Abstracts
Résumé
Peut-on qualifier de « politique du risque » un dispositif d’action publique qui s’inspire de cette notion, mais ne s’en réclame jamais explicitement ? Le présent article soutient que la rhétorique du risque, issue des domaines environnementaux et bioéthiques, imprègne de façon croissante l’attitude des pouvoirs publics à l’égard des questions familiales. Tel est le cas de la procédure française d’agrément en vue d’adoption qui aborde l’homosexualité des candidats comme un danger potentiel pour l’enfant et pour la société.
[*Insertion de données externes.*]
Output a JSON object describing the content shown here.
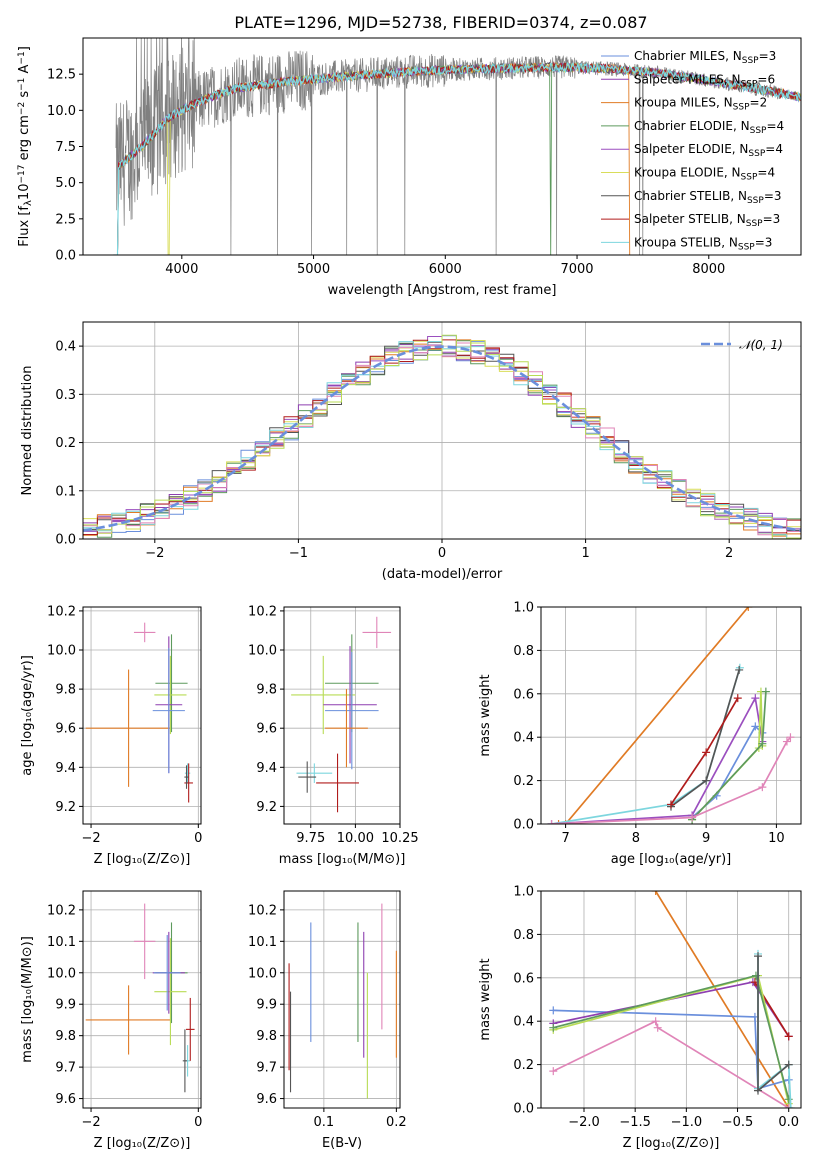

Nous formulons l’hypothèse que les travailleurs sociaux en charge de l’adoption dramatisent les enjeux de leur intervention pour mieux asseoir l’autorité de leurs décisions et, en conséquence, leur position institutionnelle. Mais le risque doit toujours rester inavoué : sa force performative réside dans la production de figures imaginaires à l’aune desquelles les candidats sont implicitement enjoints à s’identifier. Le risque constitue ainsi un instrument de la production biographique du « public » des politiques adoptives.
Abstract
In France a huge majority of social workers refuse to accredit gays and lesbians seeking to adopt children. They only welcome candidates for adoption they consider able to perform social roles directly inherited from nature. The notion of “social risk” is one of the key tools by which such a performance is regulated, as it connects individual practices (explicitly formulated in the best interest of the child) and collective norms (implicitly promoting a traditional family-based model of social reproduction). Candidates are supposed to display a harmless model of parental couple : thus “giving an account of oneself” seems characteristic of a precautionary mode of governance that enables a blameless control over the “public” of adoption policies.